People seem to like being insulted by Groucho, and he had the knack to dish it out.
Julius Henry "Groucho" Marx was an American film star and comedian famous for his quick wit and rapid fire delivery of maliciously laced spiels. Outside the movie studios his impromptu antics often found friends at the end of his witty comebacks and insulting repartee, much to their public embarrassment. Even his family was not spared.
Often diverting from the written script, Groucho was known as a loose cannon and notorious for saying almost anything that came to mind. At a show hosted by Bob Hope, he decided again to ignore the script. Although a formidable ad-libber himself, Bob Hope could not keep up with Groucho's barrage of improvise jokes.
To an annoying woman he said, ''I never forget a face, but in your case I'll be glad to make an exception.''
A wealthy lady once pulled up in a car and endeavored to persuade the gardener to come work for her. Unknown to her, the "gardener" was Groucho dressed in a well worn out attire.
"How much does the lady of the house pay you?" She ask.

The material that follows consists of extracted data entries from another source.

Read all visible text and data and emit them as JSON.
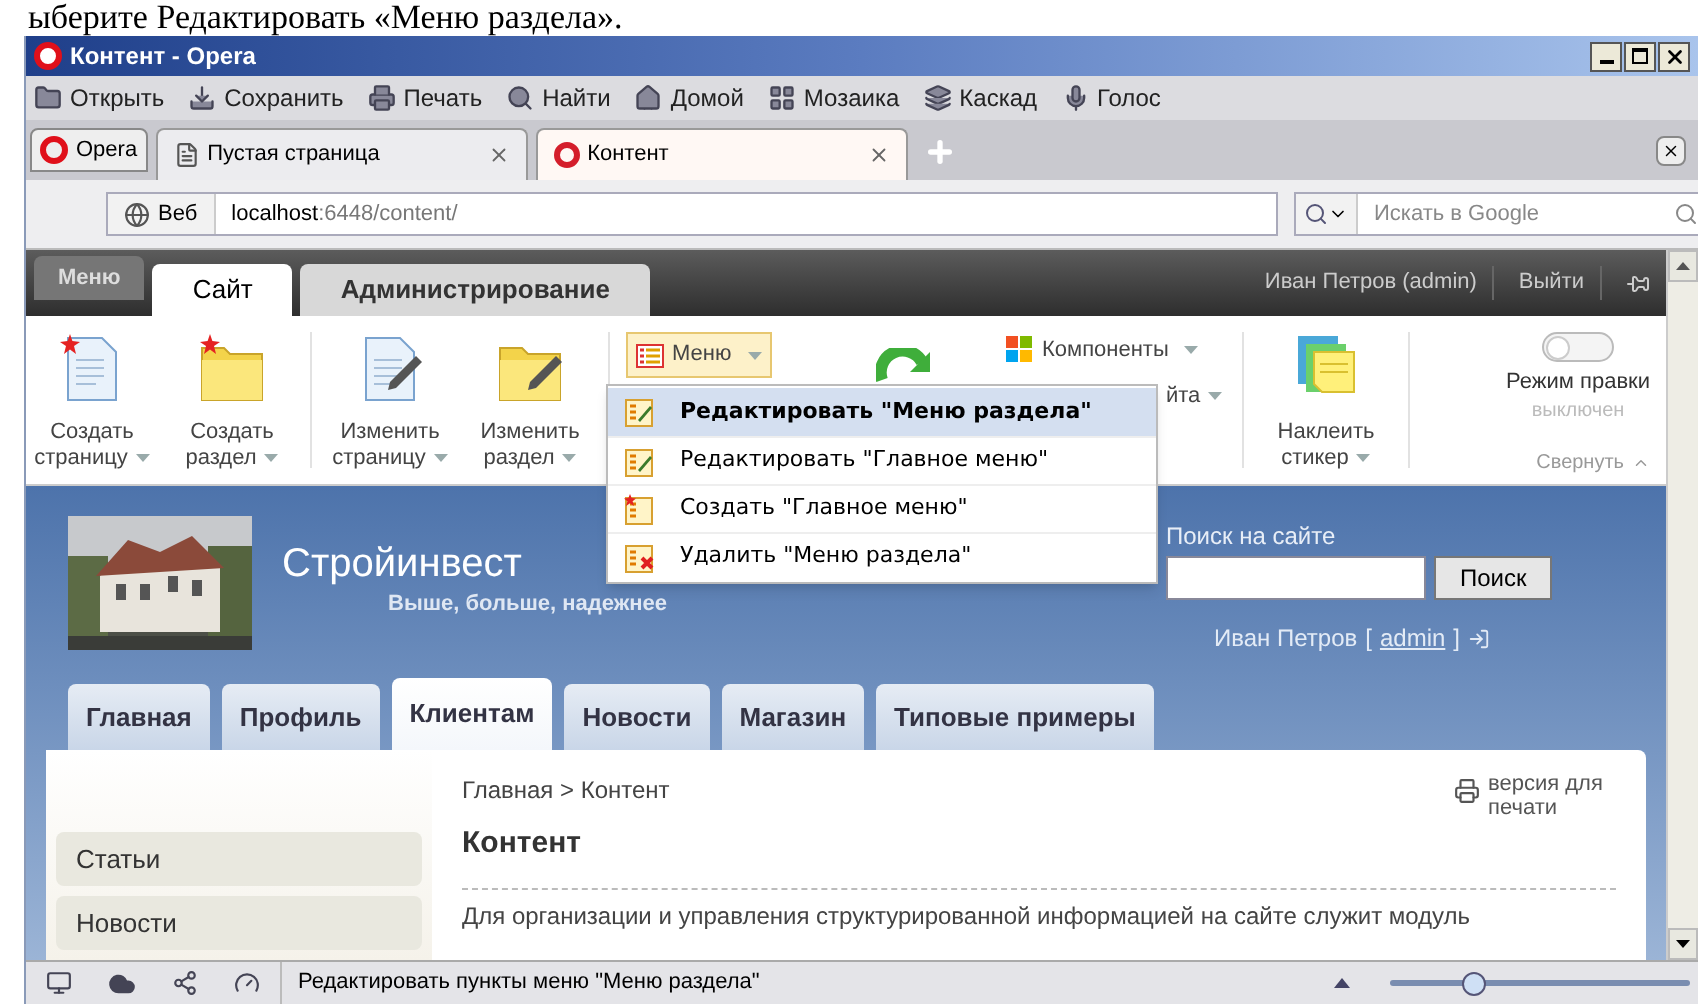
{
  "doc_caption": "ыберите Редактировать «Меню раздела».",
  "window": {
    "title": "Контент - Opera"
  },
  "browser_toolbar": [
    {
      "label": "Открыть",
      "kind": "open"
    },
    {
      "label": "Сохранить",
      "kind": "save"
    },
    {
      "label": "Печать",
      "kind": "print"
    },
    {
      "label": "Найти",
      "kind": "find"
    },
    {
      "label": "Домой",
      "kind": "home"
    },
    {
      "label": "Мозаика",
      "kind": "tile"
    },
    {
      "label": "Каскад",
      "kind": "cascade"
    },
    {
      "label": "Голос",
      "kind": "voice"
    }
  ],
  "browser_tabs": [
    {
      "label": "Opera",
      "kind": "menu",
      "selected": false
    },
    {
      "label": "Пустая страница",
      "kind": "page",
      "selected": false
    },
    {
      "label": "Контент",
      "kind": "page",
      "selected": true
    }
  ],
  "address_bar": {
    "site_label": "Веб",
    "host": "localhost",
    "path": ":6448/content/"
  },
  "search_field": {
    "placeholder": "Искать в Google"
  },
  "admin_panel": {
    "menu_label": "Меню",
    "tabs": [
      {
        "label": "Сайт",
        "selected": true
      },
      {
        "label": "Администрирование",
        "selected": false
      }
    ],
    "user": "Иван Петров (admin)",
    "logout": "Выйти"
  },
  "admin_toolbar": {
    "left_buttons": [
      {
        "line1": "Создать",
        "line2": "страницу",
        "kind": "new_page"
      },
      {
        "line1": "Создать",
        "line2": "раздел",
        "kind": "new_folder"
      },
      {
        "line1": "Изменить",
        "line2": "страницу",
        "kind": "edit_page"
      },
      {
        "line1": "Изменить",
        "line2": "раздел",
        "kind": "edit_folder"
      }
    ],
    "menu_button": {
      "label": "Меню",
      "open": true
    },
    "menu_items": [
      {
        "label": "Редактировать \"Меню раздела\"",
        "kind": "edit",
        "selected": true
      },
      {
        "label": "Редактировать \"Главное меню\"",
        "kind": "edit",
        "selected": false
      },
      {
        "label": "Создать \"Главное меню\"",
        "kind": "create",
        "selected": false
      },
      {
        "label": "Удалить \"Меню раздела\"",
        "kind": "delete",
        "selected": false
      }
    ],
    "partial_button": "йта",
    "components_button": "Компоненты",
    "sticker_button": {
      "line1": "Наклеить",
      "line2": "стикер"
    },
    "edit_mode": {
      "label": "Режим правки",
      "status": "выключен",
      "on": false
    },
    "collapse": "Свернуть"
  },
  "site": {
    "name": "Стройинвест",
    "tagline": "Выше, больше, надежнее",
    "search_label": "Поиск на сайте",
    "search_button": "Поиск",
    "user_name": "Иван Петров",
    "user_login": "admin",
    "login_brackets": [
      "[",
      "]"
    ],
    "nav": [
      {
        "label": "Главная",
        "selected": false
      },
      {
        "label": "Профиль",
        "selected": false
      },
      {
        "label": "Клиентам",
        "selected": true
      },
      {
        "label": "Новости",
        "selected": false
      },
      {
        "label": "Магазин",
        "selected": false
      },
      {
        "label": "Типовые примеры",
        "selected": false
      }
    ],
    "sidebar": [
      {
        "label": "Статьи"
      },
      {
        "label": "Новости"
      }
    ],
    "breadcrumb": "Главная > Контент",
    "print_link": "версия для печати",
    "heading": "Контент",
    "intro": "Для организации и управления структурированной информацией на сайте служит модуль"
  },
  "status_bar": {
    "text": "Редактировать пункты меню \"Меню раздела\"",
    "zoom": {
      "level": 0.28
    }
  }
}
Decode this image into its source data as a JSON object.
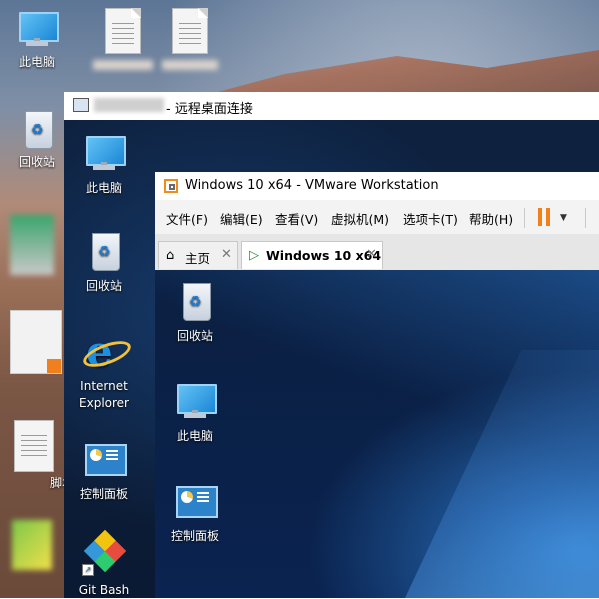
{
  "outer_desktop": {
    "icons": [
      {
        "label": "此电脑"
      },
      {
        "label": "回收站"
      }
    ],
    "partial_label": "脚本"
  },
  "rdp_window": {
    "title": "远程桌面连接",
    "title_prefix": "-",
    "icons": [
      {
        "label": "此电脑"
      },
      {
        "label": "回收站"
      },
      {
        "label": "Internet Explorer"
      },
      {
        "label": "控制面板"
      },
      {
        "label": "Git Bash"
      }
    ]
  },
  "vmware_window": {
    "title": "Windows 10 x64 - VMware Workstation",
    "menu": [
      "文件(F)",
      "编辑(E)",
      "查看(V)",
      "虚拟机(M)",
      "选项卡(T)",
      "帮助(H)"
    ],
    "tabs": [
      {
        "label": "主页",
        "icon": "home-icon"
      },
      {
        "label": "Windows 10 x64",
        "icon": "vm-play-icon",
        "active": true
      }
    ],
    "guest_icons": [
      {
        "label": "回收站"
      },
      {
        "label": "此电脑"
      },
      {
        "label": "控制面板"
      }
    ]
  },
  "colors": {
    "vmware_accent": "#f07f1c",
    "windows_blue": "#1b86d6"
  }
}
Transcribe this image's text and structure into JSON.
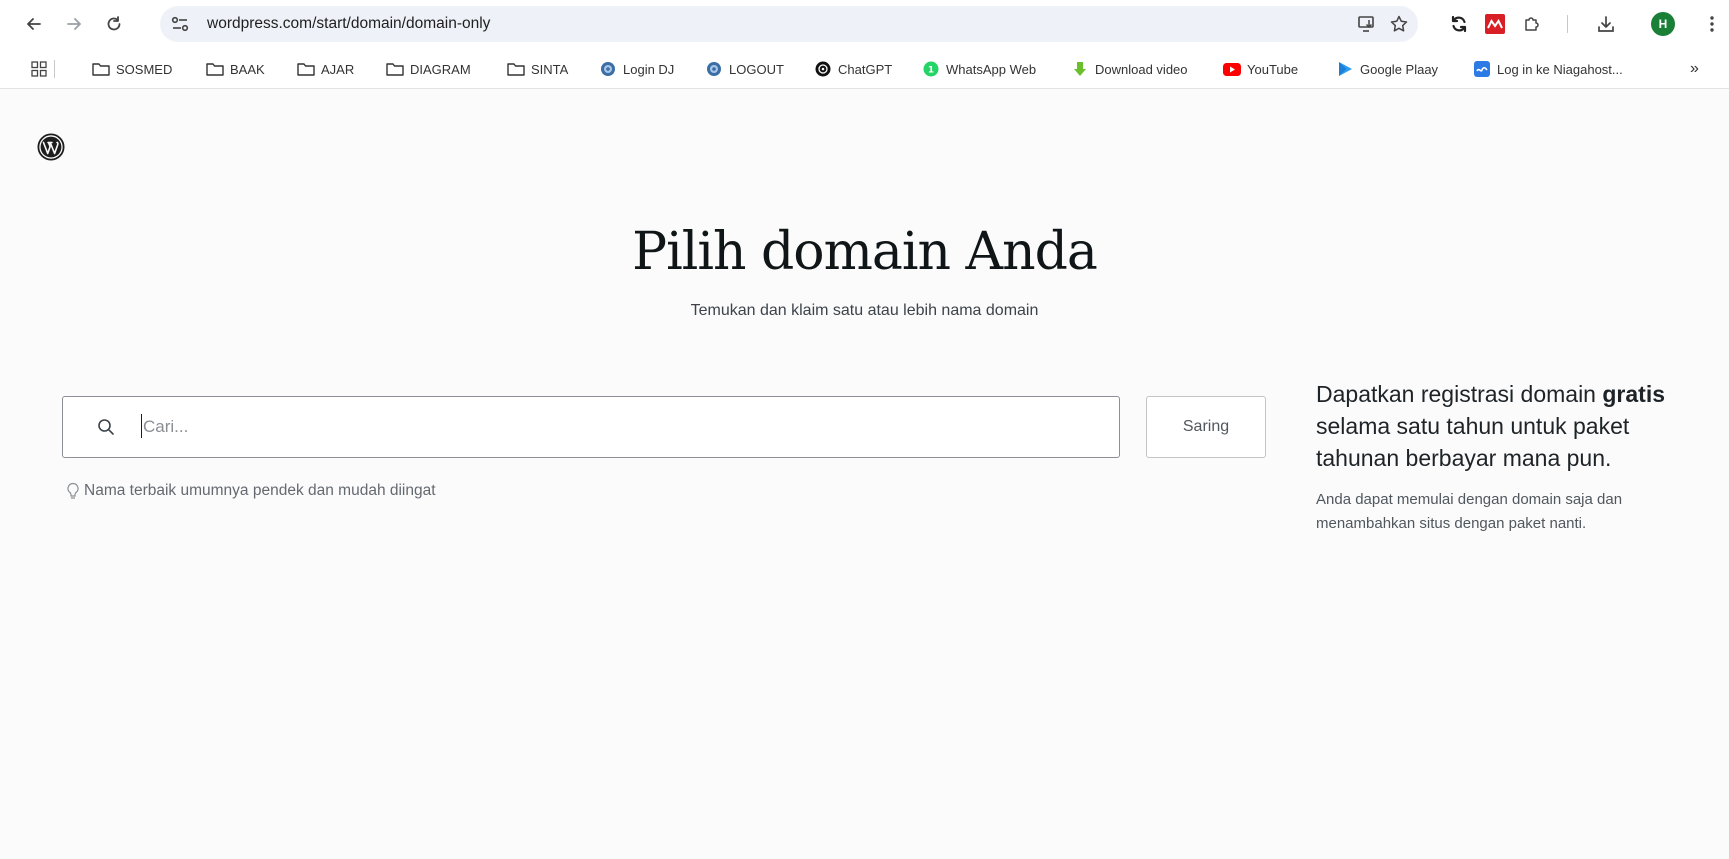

"Oh, I don't get paid in dollars," not bothering to look up from his work Groucho replied, "the lady of the house just lets me sleep with her."
Then there is the urban legend that has been going around. The story goes that among the many interviewed by Groucho Marx for the show "You bet your life" was a certain contestant, who claimed to have given birth to nine children. (some say 17, others 22)
"I love my husband " was her way of explaining the reason.
"I love my cigar too," Groucho replied, "but I take it out once in a while."
Although he didn't believe in the occult, Groucho Marx was once persuaded into attending a seance. He sat in respectful silence while the Swami stared into a crystal ball, brought forth the departed souls from the beyond and answered queries from the seance participant in an eerie monotone.
After a long spell of indistinct enunciation, the sorcerer finally intoned, "My medium is growing tired. There is only time for one more question."
Without a moments hesitation Groucho riposte, "Ask it what the capital of North Dakota is?"